Creating Fish holding habitat
Article and images by Bill Byrd, Jr.
Each year I always enjoy getting the perfect LIVE Christmas tree, bringing it home, cutting the base, trimming the lower branches, levelling it in the base, and decorating that beautiful tree until it is just so! We have so many ornaments with so many special memories attached to them.
This year's tree was a marvel. We bought it the first week of December and it never starting dropping needles. I actually removed it from its stand on January 14th. I decided to let my finny friends enjoy it for two or three years by sinking it in a favorite lake.
Each year when Christmas has come and gone I think about improving the fish holding cover in the lakes where I fish. Unless a lake is just full of natural cover to hide fish fry, growing but small fingerlings, and the small fish trying to become BIG fish, a body of water can benefit from adding various configurations of tree cover. Most lakes are devoid of good, fish protecting cover.

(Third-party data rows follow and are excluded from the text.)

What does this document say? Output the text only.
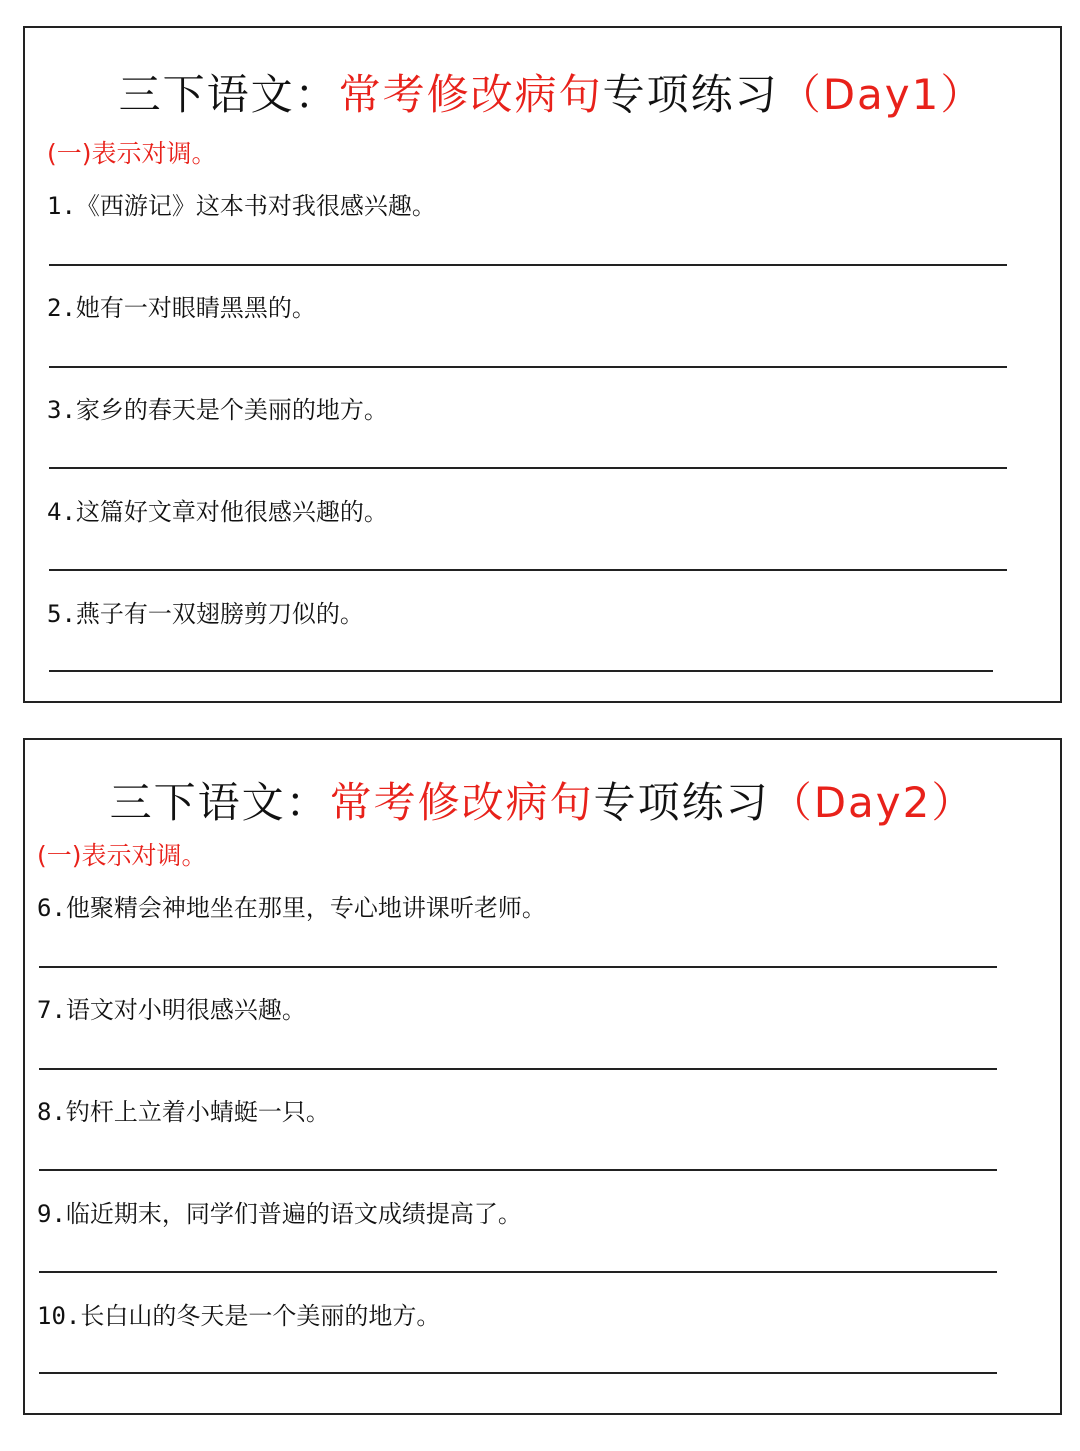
三下语文：常考修改病句专项练习（Day1）
(一)表示对调。
1.《西游记》这本书对我很感兴趣。
2.她有一对眼睛黑黑的。
3.家乡的春天是个美丽的地方。
4.这篇好文章对他很感兴趣的。
5.燕子有一双翅膀剪刀似的。
三下语文：常考修改病句专项练习（Day2）
(一)表示对调。
6.他聚精会神地坐在那里，专心地讲课听老师。
7.语文对小明很感兴趣。
8.钓杆上立着小蜻蜓一只。
9.临近期末，同学们普遍的语文成绩提高了。
10.长白山的冬天是一个美丽的地方。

The very day I began writing this article I fished from 12:30PM to 4:15PM at Enchanted Lake, a prviate lake owned by a dear friend. While fishing I probed all the woody cover VERY thoroughly. With a water temp of 49°F to 53.5°F fish action was NOT HOT, but I found fish relating to breaklines and especially to woody cover! On one tree I caught 4 big bluegills and two bass in five minutes with a small heavily weighted streamer. There was a fish or more in each sparse collection of woody cover.
In addition to trees you may sink wooden pallets and tires, but tires being dropped into a lake will usually be considered more like garbage being dropped into the lake. Clean rubber tires do make good small fish and forage food hiding places.
Personally I dislike pallets because they tend to catch flies and snap rodtips off if you have a short mental lapse while retrieving your fly. Breaking a $500.00 fly rod to save a $2.50 fly is not good economics! Waiting for the rod repair is a true inconvenience.
So this year -- yes I was late starting -- I went drove over in mid January to the Fire Station to get the last trees dropped for recycling. What you see is the first load of trees (image right). The total was 12 trees from the Fire station and my own tree made 13. I have enough to make a difference.
While I was driving there I remembered all those Christmas tree lots and nurseries that still had trees left after Christmas tree buying was over this year -- but I didn't go and ask for some trees right after Christmas. Next year I'll take my pickup and trailer and I bet I can get good trees for the price of just hauling them off.
An assortment of trees is a good idea. Get some tall and some short ones. It gives you options when planning placement. If the trees still have tree lights and ornaments are still attached, take them off and chunk them. We only need tree structure here. Then some concrete blocks, some long lasting rope, and some imagination, and we're ready to plan where to sink them in our favorite ponds or lakes.
In shallow waters try laying the trees down horizontally. In deeper waters try sinking tree bundles vertically.